Professor Phil Hopkins

Professor of Anaesthesia, Director Leeds Institute of Biomedical And Clinical Sciences, School of Medicine

0113 206 5274

Summary: Professor of Anaesthesia, Director Leeds Institute of Biomedical And Clinical Sciences, School of Medicine

Location: Clinical Sciences Building, St James’s University

Teaching Commitments: MB ChB years 1 and 4

Overview

I attended St Mary’s Hospital Medical School and graduated MB BS (University of London) in 1984. After house jobs in London and Newcastle I commenced GP training in North Yorkshire. As part of this training scheme I did anaesthetics and became hooked.

I undertook my formal research training in Leeds in conjunction with completion of higher specialist training as Lecturer. My supervised MD work centred on tissue bath pharmacological challenge studies of human and rat skeletal muscle. As part of this work I was the first to describe the utility of ryanodine in distinguishing muscle from patients with malignant hyperthermia from normal muscle. Such tests are now used world-wide as a supplementary diagnostic test in MH. I also used in vitro pharmacological challenge tests to identify a pharmacogenetic skeletal muscle abnormality in survivors of exertional heat stroke. While undertaking my MD work I realised the need to acquire a range of additional experimental techniques in order to explore related avenues in MH research. I therefore spent time in colleagues’ laboratories learning basic cellular electrophysiological techniques, patch clamp and fluorescence imaging: this led to fruitful collaborations exploring the mechanisms of action of anaesthetics on neuronal and cardiac cells.

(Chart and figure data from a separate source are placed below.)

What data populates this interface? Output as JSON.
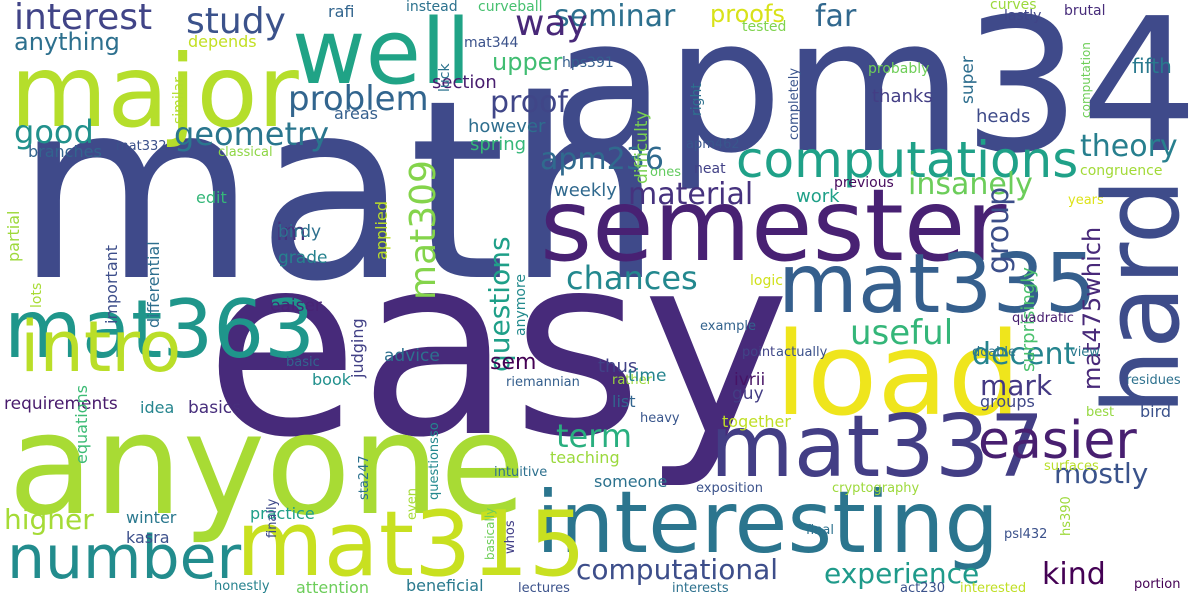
{
  "words": [
    {
      "text": "math",
      "color": "#3f4a8a"
    },
    {
      "text": "easy",
      "color": "#472a7a"
    },
    {
      "text": "apm346",
      "color": "#3f4a8a"
    },
    {
      "text": "anyone",
      "color": "#a8db34"
    },
    {
      "text": "semester",
      "color": "#482173"
    },
    {
      "text": "interesting",
      "color": "#2b758e"
    },
    {
      "text": "major",
      "color": "#b5de2b"
    },
    {
      "text": "well",
      "color": "#20a386"
    },
    {
      "text": "hard",
      "color": "#3e4c8a"
    },
    {
      "text": "load",
      "color": "#efe51c"
    },
    {
      "text": "mat335",
      "color": "#355f8d"
    },
    {
      "text": "mat363",
      "color": "#1f968b"
    },
    {
      "text": "mat337",
      "color": "#433e85"
    },
    {
      "text": "mat315",
      "color": "#c8e020"
    },
    {
      "text": "intro",
      "color": "#bade28"
    },
    {
      "text": "number",
      "color": "#228c8d"
    },
    {
      "text": "computations",
      "color": "#1fa188"
    },
    {
      "text": "easier",
      "color": "#481f70"
    },
    {
      "text": "interest",
      "color": "#414487"
    },
    {
      "text": "study",
      "color": "#3b528b"
    },
    {
      "text": "problem",
      "color": "#32658e"
    },
    {
      "text": "geometry",
      "color": "#2a768e"
    },
    {
      "text": "good",
      "color": "#21918c"
    },
    {
      "text": "apm236",
      "color": "#306a8e"
    },
    {
      "text": "seminar",
      "color": "#2d708e"
    },
    {
      "text": "way",
      "color": "#482878"
    },
    {
      "text": "proofs",
      "color": "#d8e219"
    },
    {
      "text": "far",
      "color": "#31688e"
    },
    {
      "text": "proof",
      "color": "#404688"
    },
    {
      "text": "anything",
      "color": "#2d708e"
    },
    {
      "text": "upper",
      "color": "#40bd72"
    },
    {
      "text": "theory",
      "color": "#277f8e"
    },
    {
      "text": "material",
      "color": "#46327e"
    },
    {
      "text": "insanely",
      "color": "#6ccd5a"
    },
    {
      "text": "mat309",
      "color": "#84d44b"
    },
    {
      "text": "questions",
      "color": "#1f9f88"
    },
    {
      "text": "chances",
      "color": "#23888e"
    },
    {
      "text": "useful",
      "color": "#34b679"
    },
    {
      "text": "group",
      "color": "#3c4f8a"
    },
    {
      "text": "decent",
      "color": "#25848e"
    },
    {
      "text": "mark",
      "color": "#443983"
    },
    {
      "text": "mat475which",
      "color": "#482979"
    },
    {
      "text": "im",
      "color": "#46337e"
    },
    {
      "text": "term",
      "color": "#29af7f"
    },
    {
      "text": "mostly",
      "color": "#3a538b"
    },
    {
      "text": "experience",
      "color": "#1f9a8a"
    },
    {
      "text": "kind",
      "color": "#440154"
    },
    {
      "text": "computational",
      "color": "#3d4e8a"
    },
    {
      "text": "higher",
      "color": "#a5db36"
    },
    {
      "text": "sem",
      "color": "#440154"
    },
    {
      "text": "surprisingly",
      "color": "#4ac16d"
    },
    {
      "text": "section",
      "color": "#481d6f"
    },
    {
      "text": "however",
      "color": "#2e6e8e"
    },
    {
      "text": "spring",
      "color": "#35b779"
    },
    {
      "text": "difficulty",
      "color": "#7ad151"
    },
    {
      "text": "thanks",
      "color": "#433e85"
    },
    {
      "text": "heads",
      "color": "#3e4a89"
    },
    {
      "text": "super",
      "color": "#2e6e8e"
    },
    {
      "text": "fifth",
      "color": "#29798e"
    },
    {
      "text": "rafi",
      "color": "#32658e"
    },
    {
      "text": "instead",
      "color": "#2c728e"
    },
    {
      "text": "curveball",
      "color": "#46c06f"
    },
    {
      "text": "tested",
      "color": "#7fd34e"
    },
    {
      "text": "curves",
      "color": "#9bd93c"
    },
    {
      "text": "lastly",
      "color": "#404588"
    },
    {
      "text": "brutal",
      "color": "#472c7a"
    },
    {
      "text": "mat344",
      "color": "#3b528b"
    },
    {
      "text": "hps391",
      "color": "#355e8d"
    },
    {
      "text": "luck",
      "color": "#2c738e"
    },
    {
      "text": "depends",
      "color": "#c2df23"
    },
    {
      "text": "similar",
      "color": "#b2dd2d"
    },
    {
      "text": "probably",
      "color": "#6ece58"
    },
    {
      "text": "right",
      "color": "#2d718e"
    },
    {
      "text": "completely",
      "color": "#3a548c"
    },
    {
      "text": "computation",
      "color": "#6ece58"
    },
    {
      "text": "areas",
      "color": "#355f8d"
    },
    {
      "text": "branches",
      "color": "#32648e"
    },
    {
      "text": "mat332",
      "color": "#3b518b"
    },
    {
      "text": "classical",
      "color": "#8ed645"
    },
    {
      "text": "apm462",
      "color": "#39568c"
    },
    {
      "text": "neat",
      "color": "#424186"
    },
    {
      "text": "ones",
      "color": "#63cb5f"
    },
    {
      "text": "previous",
      "color": "#460a5d"
    },
    {
      "text": "congruence",
      "color": "#a2da37"
    },
    {
      "text": "weekly",
      "color": "#30698e"
    },
    {
      "text": "work",
      "color": "#1fa088"
    },
    {
      "text": "edit",
      "color": "#35b779"
    },
    {
      "text": "birdy",
      "color": "#2d708e"
    },
    {
      "text": "grade",
      "color": "#26828e"
    },
    {
      "text": "eaiser",
      "color": "#482475"
    },
    {
      "text": "applied",
      "color": "#bade28"
    },
    {
      "text": "differential",
      "color": "#2e6f8e"
    },
    {
      "text": "important",
      "color": "#3d4e8a"
    },
    {
      "text": "partial",
      "color": "#9dd93b"
    },
    {
      "text": "lots",
      "color": "#a8db34"
    },
    {
      "text": "years",
      "color": "#dde318"
    },
    {
      "text": "logic",
      "color": "#d0e11c"
    },
    {
      "text": "example",
      "color": "#33638d"
    },
    {
      "text": "quadratic",
      "color": "#482071"
    },
    {
      "text": "anymore",
      "color": "#238a8d"
    },
    {
      "text": "actually",
      "color": "#3b518b"
    },
    {
      "text": "doable",
      "color": "#2d718e"
    },
    {
      "text": "basic",
      "color": "#32648e"
    },
    {
      "text": "advice",
      "color": "#2d708e"
    },
    {
      "text": "judging",
      "color": "#424186"
    },
    {
      "text": "thus",
      "color": "#414287"
    },
    {
      "text": "rather",
      "color": "#9dd93b"
    },
    {
      "text": "point",
      "color": "#414487"
    },
    {
      "text": "view",
      "color": "#2a788e"
    },
    {
      "text": "riemannian",
      "color": "#355f8d"
    },
    {
      "text": "time",
      "color": "#25848e"
    },
    {
      "text": "ivrii",
      "color": "#471365"
    },
    {
      "text": "residues",
      "color": "#2d718e"
    },
    {
      "text": "requirements",
      "color": "#481a6c"
    },
    {
      "text": "idea",
      "color": "#25858e"
    },
    {
      "text": "basics",
      "color": "#472e7c"
    },
    {
      "text": "book",
      "color": "#21908d"
    },
    {
      "text": "list",
      "color": "#32648e"
    },
    {
      "text": "guy",
      "color": "#433d84"
    },
    {
      "text": "groups",
      "color": "#3f4788"
    },
    {
      "text": "bird",
      "color": "#3b528b"
    },
    {
      "text": "best",
      "color": "#95d840"
    },
    {
      "text": "heavy",
      "color": "#39568c"
    },
    {
      "text": "together",
      "color": "#c0df25"
    },
    {
      "text": "teaching",
      "color": "#9bd93c"
    },
    {
      "text": "equations",
      "color": "#3cbb75"
    },
    {
      "text": "intuitive",
      "color": "#2d708e"
    },
    {
      "text": "someone",
      "color": "#2c728e"
    },
    {
      "text": "winter",
      "color": "#2a788e"
    },
    {
      "text": "kasra",
      "color": "#3c508b"
    },
    {
      "text": "practice",
      "color": "#1f9f88"
    },
    {
      "text": "sta247",
      "color": "#2c718e"
    },
    {
      "text": "questionsso",
      "color": "#23888e"
    },
    {
      "text": "finally",
      "color": "#3e4989"
    },
    {
      "text": "even",
      "color": "#a5db36"
    },
    {
      "text": "surfaces",
      "color": "#b8de29"
    },
    {
      "text": "exposition",
      "color": "#3b528b"
    },
    {
      "text": "cryptography",
      "color": "#9dd93b"
    },
    {
      "text": "hs390",
      "color": "#9dd93b"
    },
    {
      "text": "whos",
      "color": "#424086"
    },
    {
      "text": "final",
      "color": "#2d718e"
    },
    {
      "text": "psl432",
      "color": "#3b518b"
    },
    {
      "text": "basically",
      "color": "#6ece58"
    },
    {
      "text": "honestly",
      "color": "#26828e"
    },
    {
      "text": "attention",
      "color": "#6ccd5a"
    },
    {
      "text": "beneficial",
      "color": "#29798e"
    },
    {
      "text": "lectures",
      "color": "#3b528b"
    },
    {
      "text": "interests",
      "color": "#2d718e"
    },
    {
      "text": "act230",
      "color": "#3b528b"
    },
    {
      "text": "interested",
      "color": "#c0df25"
    },
    {
      "text": "portion",
      "color": "#440154"
    }
  ]
}
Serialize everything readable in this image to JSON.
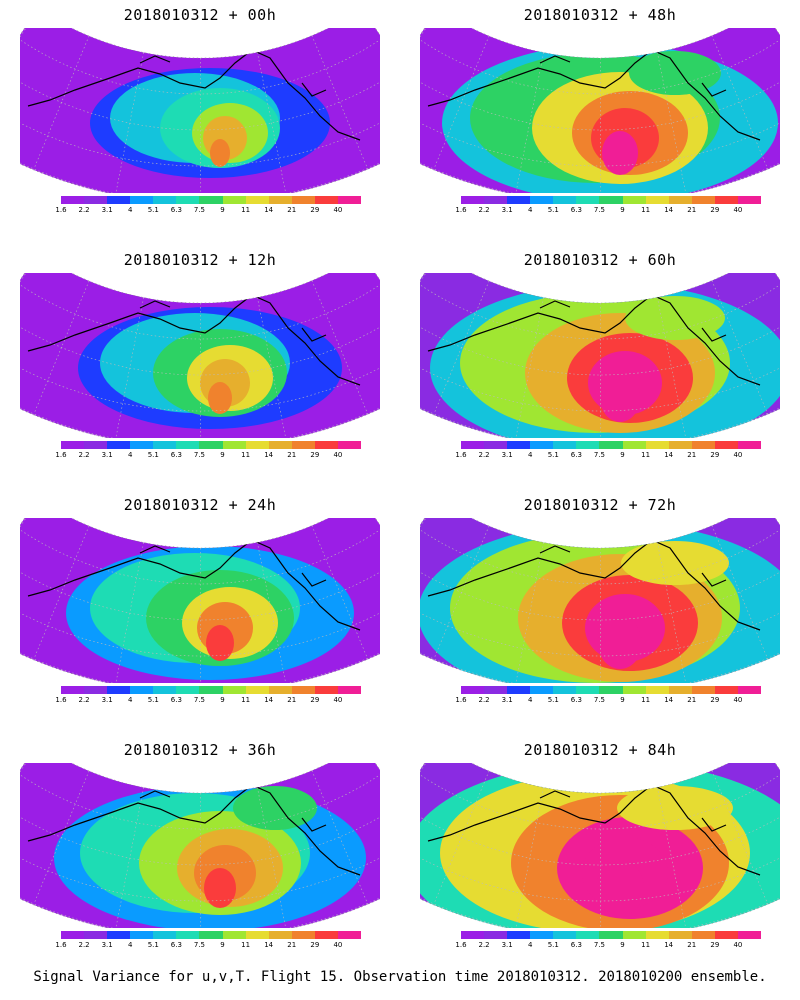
{
  "caption": "Signal Variance for u,v,T. Flight 15. Observation time 2018010312. 2018010200 ensemble.",
  "colorbar": {
    "labels": [
      "1.6",
      "2.2",
      "3.1",
      "4",
      "5.1",
      "6.3",
      "7.5",
      "9",
      "11",
      "14",
      "21",
      "29",
      "40"
    ],
    "colors": [
      "#9b1ee6",
      "#8a2be2",
      "#1e3cff",
      "#0a9bff",
      "#14c3dc",
      "#1edcb4",
      "#2dd264",
      "#a0e632",
      "#e6dc32",
      "#e6af2d",
      "#f0822d",
      "#fa3c3c",
      "#f01e96"
    ]
  },
  "panels": [
    {
      "title": "2018010312 + 00h",
      "intensity": 0
    },
    {
      "title": "2018010312 + 48h",
      "intensity": 4
    },
    {
      "title": "2018010312 + 12h",
      "intensity": 1
    },
    {
      "title": "2018010312 + 60h",
      "intensity": 5
    },
    {
      "title": "2018010312 + 24h",
      "intensity": 2
    },
    {
      "title": "2018010312 + 72h",
      "intensity": 6
    },
    {
      "title": "2018010312 + 36h",
      "intensity": 3
    },
    {
      "title": "2018010312 + 84h",
      "intensity": 7
    }
  ]
}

We commenced molecular genetic analysis of UK MH families in 1989 and this has become an increasing focus of my work, especially since 1996 when I took over the lead of our multidisciplinary MH genetics group. Much of our early work involved family studies (linkage and association techniques) of our large well-characterised patient resource but with evolving technology we turned to high-throughput Sanger sequencing to identify novel mutations in RYR1 and CACNA1S. Most recently we have employed Next Generation Sequencing to increase efficiency of variant detection in RYR1 and CACNA1S and, in collaboration with colleagues in University of Washington, Seattle, we have sequenced the exomes of a cohort of MH patients in the search for novel genes associated with MH.

Integral to our understanding of the genetics of MH is functional analysis of genetic variants associated with the condition. We have in-house facilities for functional analysis of novel potentially pathological RYR1 variants using site-directed mutagenesis and homologous & heterologous expression systems. For CACNA1S and other genes functional analysis is done in collaboration with our NIH-funded Program Project Partners.